Monday, January 24, 2011

The Invention of Money

Episode 423 of This American Life features insightful analysis of money and the economy. I made the following notes whilst listening to the podcast to help it sink in. Well worth a listen!

When x number of dollars are lost on the stock market or when the housing market collapses, where does that money go? The answer: money is fiction, it's value can simply disappear. Money is simply worth what people agree it is.

Can we track how much money is in circulation? It would be an infinite series of calculations between savers, banks and lenders.

Money started with the exchange of gold, then came paper bills which represented the amount of gold held in banks. In 1933 the gold standard ended and paper bills simply became the idea of money. Now money often does not change hands or even exist, we just exchange electronic numbers or information when we are paid or buy things online.

In Brazil in 1990 inflation was 80% a month. Prices were increasing every day. To pay for the building of Brasilia in 1950 the government began printing money and inflation began. Successive governments made attempts to fix the problem such as price freezes or confiscation of money. Four economists were approached in 1993 to address the root causes of the problem: the printing of money and importantly people's faith in money. People needed to be tricked into thinking money had value. A new virtual currency URV Unit of Real Value was introduced. People were paid in URV and prices were in URV. The rate to exchange URV to cruzeiros would change daily as advertised by the bank, but prices would stay the same so that people would start to think in URV. Once things settled down the Real was introduced with the same value as URV and from that day the virtual currency became real and the people believed in it's value stabilising the economy.

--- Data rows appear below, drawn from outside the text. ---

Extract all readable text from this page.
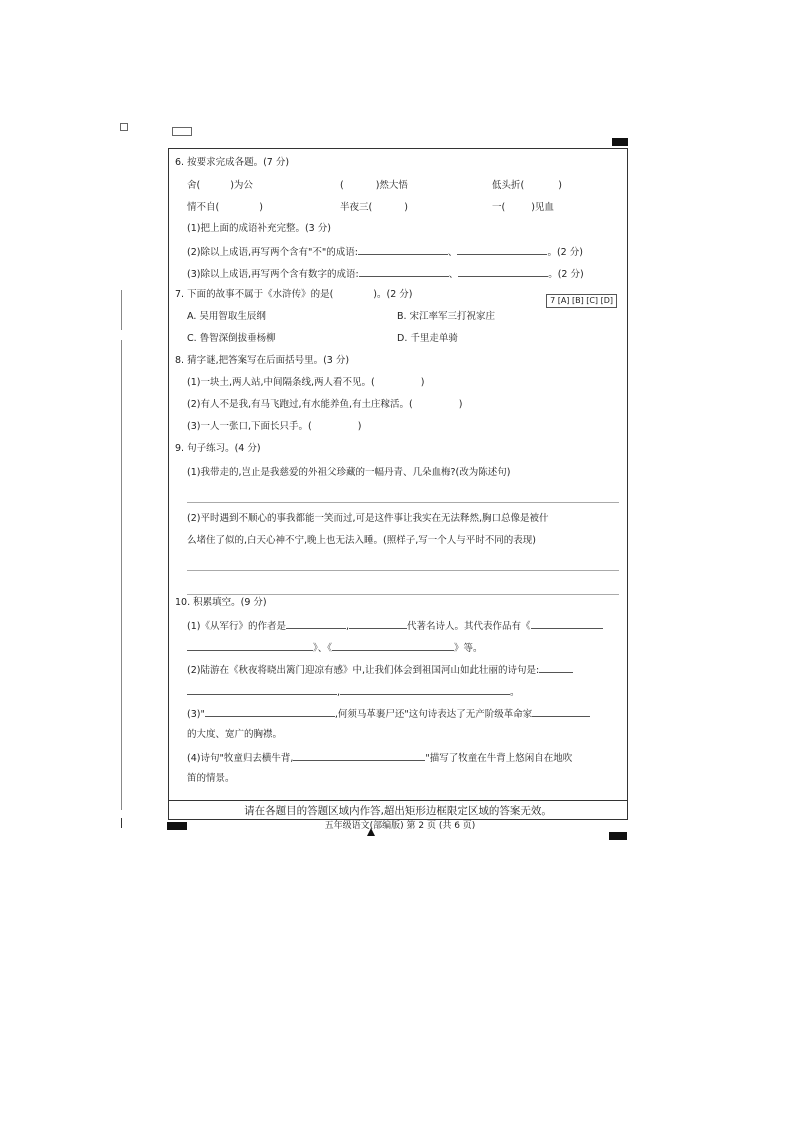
6. 按要求完成各题。(7 分)
舍(	)为公	(	)然大悟	低头折(	)
情不自(	)	半夜三(	)	一(	)见血
(1)把上面的成语补充完整。(3 分)
(2)除以上成语,再写两个含有"不"的成语:	、	。(2 分)
(3)除以上成语,再写两个含有数字的成语:	、	。(2 分)
7. 下面的故事不属于《水浒传》的是(	)。(2 分)
7 [A] [B] [C] [D]
A. 吴用智取生辰纲	B. 宋江率军三打祝家庄
C. 鲁智深倒拔垂杨柳	D. 千里走单骑
8. 猜字谜,把答案写在后面括号里。(3 分)
(1)一块土,两人站,中间隔条线,两人看不见。(	)
(2)有人不是我,有马飞跑过,有水能养鱼,有土庄稼活。(	)
(3)一人一张口,下面长只手。(	)
9. 句子练习。(4 分)
(1)我带走的,岂止是我慈爱的外祖父珍藏的一幅丹青、几朵血梅?(改为陈述句)
(2)平时遇到不顺心的事我都能一笑而过,可是这件事让我实在无法释然,胸口总像是被什
么堵住了似的,白天心神不宁,晚上也无法入睡。(照样子,写一个人与平时不同的表现)
10. 积累填空。(9 分)
(1)《从军行》的作者是	,	代著名诗人。其代表作品有《
》、《	》等。
(2)陆游在《秋夜将晓出篱门迎凉有感》中,让我们体会到祖国河山如此壮丽的诗句是:
,	。
(3)"	,何须马革裹尸还"这句诗表达了无产阶级革命家
的大度、宽广的胸襟。
(4)诗句"牧童归去横牛背,	"描写了牧童在牛背上悠闲自在地吹
笛的情景。
请在各题目的答题区域内作答,超出矩形边框限定区域的答案无效。
五年级语文(部编版) 第 2 页 (共 6 页)
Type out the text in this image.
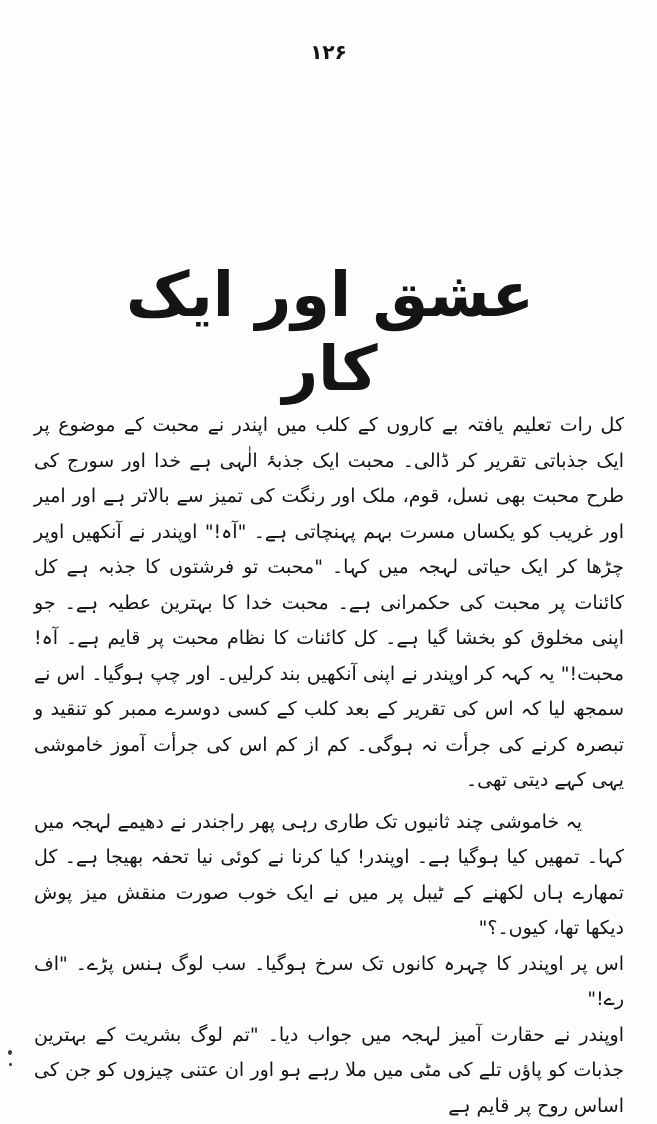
۱۲۶
عشق اور ایک کار

کل رات تعلیم یافتہ بے کاروں کے کلب میں اپندر نے محبت کے موضوع پر ایک جذباتی تقریر کر ڈالی۔ محبت ایک جذبۂ الٰہی ہے خدا اور سورج کی طرح محبت بھی نسل، قوم، ملک اور رنگت کی تمیز سے بالاتر ہے اور امیر اور غریب کو یکساں مسرت بہم پہنچاتی ہے۔ "آہ!" اوپندر نے آنکھیں اوپر چڑھا کر ایک حیاتی لہجہ میں کہا۔ "محبت تو فرشتوں کا جذبہ ہے کل کائنات پر محبت کی حکمرانی ہے۔ محبت خدا کا بہترین عطیہ ہے۔ جو اپنی مخلوق کو بخشا گیا ہے۔ کل کائنات کا نظام محبت پر قایم ہے۔ آہ! محبت!" یہ کہہ کر اوپندر نے اپنی آنکھیں بند کرلیں۔ اور چپ ہوگیا۔ اس نے سمجھ لیا کہ اس کی تقریر کے بعد کلب کے کسی دوسرے ممبر کو تنقید و تبصرہ کرنے کی جرأت نہ ہوگی۔ کم از کم اس کی جرأت آموز خاموشی یہی کہے دیتی تھی۔

یہ خاموشی چند ثانیوں تک طاری رہی پھر راجندر نے دھیمے لہجہ میں کہا۔ تمھیں کیا ہوگیا ہے۔ اوپندر! کیا کرنا نے کوئی نیا تحفہ بھیجا ہے۔ کل تمھارے ہاں لکھنے کے ٹیبل پر میں نے ایک خوب صورت منقش میز پوش دیکھا تھا، کیوں۔؟"

اس پر اوپندر کا چہرہ کانوں تک سرخ ہوگیا۔ سب لوگ ہنس پڑے۔ "اف رے!"

اوپندر نے حقارت آمیز لہجہ میں جواب دیا۔ "تم لوگ بشریت کے بہترین جذبات کو پاؤں تلے کی مٹی میں ملا رہے ہو اور ان عتنی چیزوں کو جن کی اساس روح پر قایم ہے
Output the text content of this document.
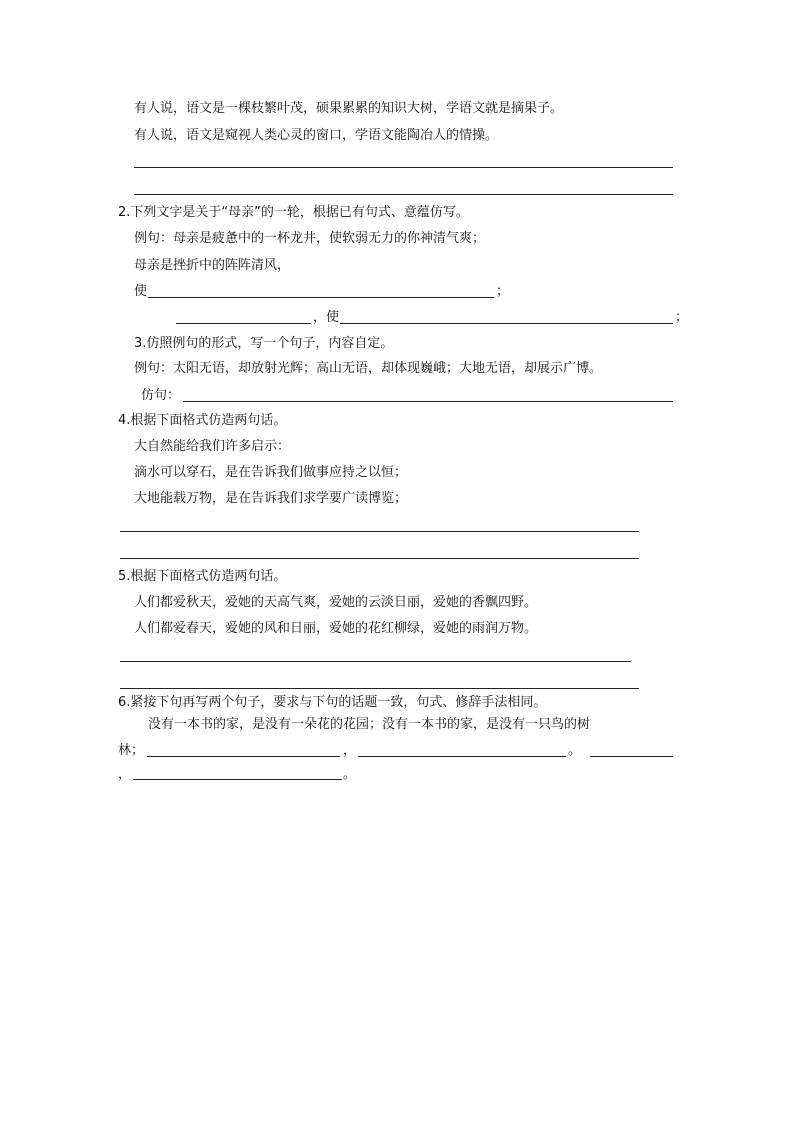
有人说，语文是一棵枝繁叶茂，硕果累累的知识大树，学语文就是摘果子。
有人说，语文是窥视人类心灵的窗口，学语文能陶冶人的情操。
2.下列文字是关于“母亲”的一轮，根据已有句式、意蕴仿写。
例句：母亲是疲惫中的一杯龙井，使软弱无力的你神清气爽；
母亲是挫折中的阵阵清风，
使	；
，使	；
3.仿照例句的形式，写一个句子，内容自定。
例句：太阳无语，却放射光辉；高山无语，却体现巍峨；大地无语，却展示广博。
仿句：
4.根据下面格式仿造两句话。
大自然能给我们许多启示：
滴水可以穿石，是在告诉我们做事应持之以恒；
大地能载万物，是在告诉我们求学要广读博览；
5.根据下面格式仿造两句话。
人们都爱秋天，爱她的天高气爽，爱她的云淡日丽，爱她的香飘四野。
人们都爱春天，爱她的风和日丽，爱她的花红柳绿，爱她的雨润万物。
6.紧接下句再写两个句子，要求与下句的话题一致，句式、修辞手法相同。
没有一本书的家，是没有一朵花的花园；没有一本书的家，是没有一只鸟的树
林；	，	。
，	。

In most modern countries the people who decide how much money there should be by creating or removing money is the central bank e.g. the Federal Reserve in USA, the Bank of England in the UK. This is an independent institution and cannot be controlled by the government. The balancing act between sufficient money to loan to businesses and create jobs and not too much money as to increase inflation is voted upon and decided by the central bank. To increase the amount of money in the economy treasury bonds are purchased from the banks by the central bank. The banks will then loan this newly created money out to people typically at a lower interest rate. The central bank also has the power to become the lender of last resort "opening the fed window" by providing emergency loans to banks
and large corporations to prevent the banking system from collapse. The central bank will demand assets in return for these emergency loans, however recently the central bank has taken on potentially toxic assets such as mortgage backed securities. Any losses occurred from the central banks risky investments do not become part of the
government deficit as they are separate entities. In fact the central bank always make a profit and any reserves are granted to government to reduce the deficit. The creation of money via the central bank comes with the risk of devaluing money causing huge inflation like in Brazil pre-URV and the Real.